Michel Duchesne : Le réconfort et la différence
Michel Duchesne propose une nouvelle version de sa pièce Une petite laine, troisième volet de la trilogie Tricoté serré. De la colère à l’acceptation.
Lorsqu’il a écrit Tricoté serré, Michel Duchesne avait envie de parler de sa famille et à sa famille. La trilogie (complétée par Une maille à l’envers et Une petite laine) à paraître chez Dramaturge Éditeurs à la fin du mois est d’ailleurs dédiée à son père, qui n’était pas un amateur de théâtre. "Je voulais l’intéresser, l’émouvoir et rendre hommage à mes origines. Que mes oncles, mes tantes, mes cousins, mes cousines se reconnaissent", explique-t-il.
Même si l’histoire évolue d’une pièce à l’autre, il n’est pas nécessaire d’avoir vu les deux premières parties pour apprécier la troisième. Chacune raconte une journée charnière, "où les gens font le point et essayaient de dénouer des noeuds pour ne pas rester dans l’amertume, les regrets, précise-t-il. Chaque volet porte sur un enjeu différent. Dans Une petite laine, il s’agit de passer de la colère initiale face à un deuil à la réconciliation et à l’acceptation."
Un aspect sur lequel insiste encore davantage sa nouvelle version, avec ses quelque 30 à 40 % de matériel inédit. Les Gauthier s’y réunissent toujours dans leur maison de Charlevoix peu après le décès du père de Patrice (Lucien Ratio), le personnage principal. Mais le message d’espoir de sa mère (Denise Gagnon) et de ses tantes (Marie-France Desranleau et Ginette Guay), ses trois "fées marraines", semble encore plus efficace pour endiguer sa révolte.

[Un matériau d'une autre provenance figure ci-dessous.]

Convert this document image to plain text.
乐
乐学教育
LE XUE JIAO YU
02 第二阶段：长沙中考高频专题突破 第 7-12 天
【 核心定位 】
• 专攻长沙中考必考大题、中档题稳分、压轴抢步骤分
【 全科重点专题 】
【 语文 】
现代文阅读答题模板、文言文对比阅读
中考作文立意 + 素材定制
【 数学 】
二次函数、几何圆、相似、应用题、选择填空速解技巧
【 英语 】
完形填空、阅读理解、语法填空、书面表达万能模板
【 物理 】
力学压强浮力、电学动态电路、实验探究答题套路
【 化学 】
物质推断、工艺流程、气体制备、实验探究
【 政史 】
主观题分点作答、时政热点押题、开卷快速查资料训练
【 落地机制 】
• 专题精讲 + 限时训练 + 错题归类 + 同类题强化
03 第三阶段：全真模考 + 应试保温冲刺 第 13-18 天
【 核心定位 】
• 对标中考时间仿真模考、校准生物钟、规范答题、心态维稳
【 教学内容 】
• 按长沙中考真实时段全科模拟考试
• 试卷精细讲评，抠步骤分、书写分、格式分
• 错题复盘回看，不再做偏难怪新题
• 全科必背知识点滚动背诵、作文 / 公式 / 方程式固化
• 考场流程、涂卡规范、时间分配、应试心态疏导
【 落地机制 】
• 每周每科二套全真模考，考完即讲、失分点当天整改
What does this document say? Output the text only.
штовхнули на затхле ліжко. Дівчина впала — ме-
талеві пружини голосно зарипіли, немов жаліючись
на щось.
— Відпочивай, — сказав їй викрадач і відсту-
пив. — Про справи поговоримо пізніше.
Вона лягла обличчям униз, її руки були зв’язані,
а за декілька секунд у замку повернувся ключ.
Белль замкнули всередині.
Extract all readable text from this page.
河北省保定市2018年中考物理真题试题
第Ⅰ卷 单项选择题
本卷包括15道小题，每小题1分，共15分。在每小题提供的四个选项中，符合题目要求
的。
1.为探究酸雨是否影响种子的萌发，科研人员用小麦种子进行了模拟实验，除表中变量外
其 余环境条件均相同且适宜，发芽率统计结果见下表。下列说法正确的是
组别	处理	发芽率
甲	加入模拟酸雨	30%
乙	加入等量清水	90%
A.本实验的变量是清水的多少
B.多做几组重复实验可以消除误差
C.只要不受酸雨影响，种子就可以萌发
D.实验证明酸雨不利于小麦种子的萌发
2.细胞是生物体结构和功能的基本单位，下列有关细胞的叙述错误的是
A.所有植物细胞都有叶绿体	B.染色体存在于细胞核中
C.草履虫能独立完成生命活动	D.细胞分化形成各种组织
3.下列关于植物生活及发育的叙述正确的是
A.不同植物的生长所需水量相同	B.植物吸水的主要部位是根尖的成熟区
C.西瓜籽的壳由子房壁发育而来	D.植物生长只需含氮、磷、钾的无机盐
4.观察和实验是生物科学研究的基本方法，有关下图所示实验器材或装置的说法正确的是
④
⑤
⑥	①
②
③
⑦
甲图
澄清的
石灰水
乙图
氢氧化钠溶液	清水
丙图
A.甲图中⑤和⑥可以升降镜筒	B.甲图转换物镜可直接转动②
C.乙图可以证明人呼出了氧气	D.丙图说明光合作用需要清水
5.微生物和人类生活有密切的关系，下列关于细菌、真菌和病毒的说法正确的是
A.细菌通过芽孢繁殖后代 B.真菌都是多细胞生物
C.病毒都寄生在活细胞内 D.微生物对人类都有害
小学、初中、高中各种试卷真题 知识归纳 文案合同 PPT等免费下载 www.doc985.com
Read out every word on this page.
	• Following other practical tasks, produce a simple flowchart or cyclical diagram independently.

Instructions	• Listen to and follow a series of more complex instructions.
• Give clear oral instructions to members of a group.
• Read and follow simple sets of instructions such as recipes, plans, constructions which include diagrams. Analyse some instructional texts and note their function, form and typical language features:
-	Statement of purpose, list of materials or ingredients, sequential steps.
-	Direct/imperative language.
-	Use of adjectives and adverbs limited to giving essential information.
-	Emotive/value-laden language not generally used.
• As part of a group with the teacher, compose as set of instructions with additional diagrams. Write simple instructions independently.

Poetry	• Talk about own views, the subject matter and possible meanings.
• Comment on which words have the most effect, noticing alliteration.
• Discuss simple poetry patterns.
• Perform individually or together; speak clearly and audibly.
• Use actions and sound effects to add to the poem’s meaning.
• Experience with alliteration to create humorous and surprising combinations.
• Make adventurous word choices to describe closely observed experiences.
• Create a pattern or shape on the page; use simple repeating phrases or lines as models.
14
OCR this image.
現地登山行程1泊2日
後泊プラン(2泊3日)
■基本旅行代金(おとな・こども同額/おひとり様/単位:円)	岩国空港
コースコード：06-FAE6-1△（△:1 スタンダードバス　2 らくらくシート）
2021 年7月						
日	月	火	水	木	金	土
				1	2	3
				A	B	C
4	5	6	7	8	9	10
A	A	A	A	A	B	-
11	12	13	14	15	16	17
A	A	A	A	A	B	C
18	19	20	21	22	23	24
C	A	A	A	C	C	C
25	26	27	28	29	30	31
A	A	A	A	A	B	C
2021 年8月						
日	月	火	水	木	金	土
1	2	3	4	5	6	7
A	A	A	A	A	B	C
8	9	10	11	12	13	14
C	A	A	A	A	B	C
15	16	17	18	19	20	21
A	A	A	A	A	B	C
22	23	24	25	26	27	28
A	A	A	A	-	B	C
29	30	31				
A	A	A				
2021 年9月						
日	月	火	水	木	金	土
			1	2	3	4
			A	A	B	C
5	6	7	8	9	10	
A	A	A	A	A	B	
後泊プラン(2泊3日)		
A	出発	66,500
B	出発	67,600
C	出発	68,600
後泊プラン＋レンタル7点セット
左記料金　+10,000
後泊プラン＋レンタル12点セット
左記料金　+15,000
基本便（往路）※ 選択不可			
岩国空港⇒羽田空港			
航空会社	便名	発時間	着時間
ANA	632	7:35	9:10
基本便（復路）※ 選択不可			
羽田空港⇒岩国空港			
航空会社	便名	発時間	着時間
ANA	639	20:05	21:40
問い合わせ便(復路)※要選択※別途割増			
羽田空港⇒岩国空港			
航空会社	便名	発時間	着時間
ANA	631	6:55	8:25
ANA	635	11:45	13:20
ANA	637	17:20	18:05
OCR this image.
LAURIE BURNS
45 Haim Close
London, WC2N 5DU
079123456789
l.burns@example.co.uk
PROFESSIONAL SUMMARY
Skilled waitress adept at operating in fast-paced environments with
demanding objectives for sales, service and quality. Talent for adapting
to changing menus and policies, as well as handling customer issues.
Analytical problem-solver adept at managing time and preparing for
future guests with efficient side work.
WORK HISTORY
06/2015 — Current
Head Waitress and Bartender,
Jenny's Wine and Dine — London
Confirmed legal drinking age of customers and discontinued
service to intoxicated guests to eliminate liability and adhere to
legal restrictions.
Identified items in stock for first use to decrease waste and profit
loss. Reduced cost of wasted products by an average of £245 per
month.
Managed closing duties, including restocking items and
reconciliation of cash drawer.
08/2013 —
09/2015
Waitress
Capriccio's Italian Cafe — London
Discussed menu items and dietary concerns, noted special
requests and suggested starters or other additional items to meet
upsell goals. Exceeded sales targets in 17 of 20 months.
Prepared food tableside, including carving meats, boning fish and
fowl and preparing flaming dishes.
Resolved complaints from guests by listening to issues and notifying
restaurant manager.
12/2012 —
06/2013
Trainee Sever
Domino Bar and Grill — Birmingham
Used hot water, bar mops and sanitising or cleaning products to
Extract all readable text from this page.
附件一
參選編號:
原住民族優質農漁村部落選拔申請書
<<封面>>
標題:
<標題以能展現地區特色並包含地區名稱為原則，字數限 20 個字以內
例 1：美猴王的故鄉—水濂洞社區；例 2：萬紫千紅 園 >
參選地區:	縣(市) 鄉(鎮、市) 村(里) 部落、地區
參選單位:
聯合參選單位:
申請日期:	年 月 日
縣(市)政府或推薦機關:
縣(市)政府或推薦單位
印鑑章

Peut-être parce que l’auteur a lui-même eu besoin de ces paroles réconfortantes, tandis que, peu après la création de la pièce, son père apprenait qu’il avait le cancer et décédait quelques mois plus tard. "Entre 2007 et 2010, la réalité a rejoint la fiction, constate-t-il. Mon père avait beaucoup aimé rire dans Tricoté serré et Une maille à l’envers, mais Une petite laine avait une tonalité un peu plus grave, alors j’ai ramené de la joie."
Cette tendance lumineuse se reflète aussi dans la nouvelle mise en scène signée Richard Aubé et le jeu de la nouvelle distribution. "Tricoté serré avait été créée à Eastman, mais quand Richard l’avait montée à Québec l’année suivante, il l’avait magnifiée. Il y avait encore plus d’humanité, de tendresse, se souvient-il. Je trouve qu’il est très fort pour exprimer la vie entre les lignes, illustrer le non-dit."
Aussi, comme il s’agit d’un théâtre naturaliste où le spectateur doit avoir l’impression d’être voyeur, "ça demande une direction d’acteurs très fine et les six comédiens sont brillants. Cette navigation du rire aux larmes se fait sans heurt. Ce n’est pas appuyé, il n’y a rien de grossier. On est vraiment dans un théâtre touchant", observe-t-il.
Enfin, il conclut: "Je pense qu’Une petite laine peut aider les gens qui ont eu à vivre avec un proche atteint d’une maladie terminale ou à faire un deuil. Il y a une tristesse devant quelque chose qui s’éteint, mais surtout, une reconnaissance devant la chance qu’on a eue de connaître cette personne."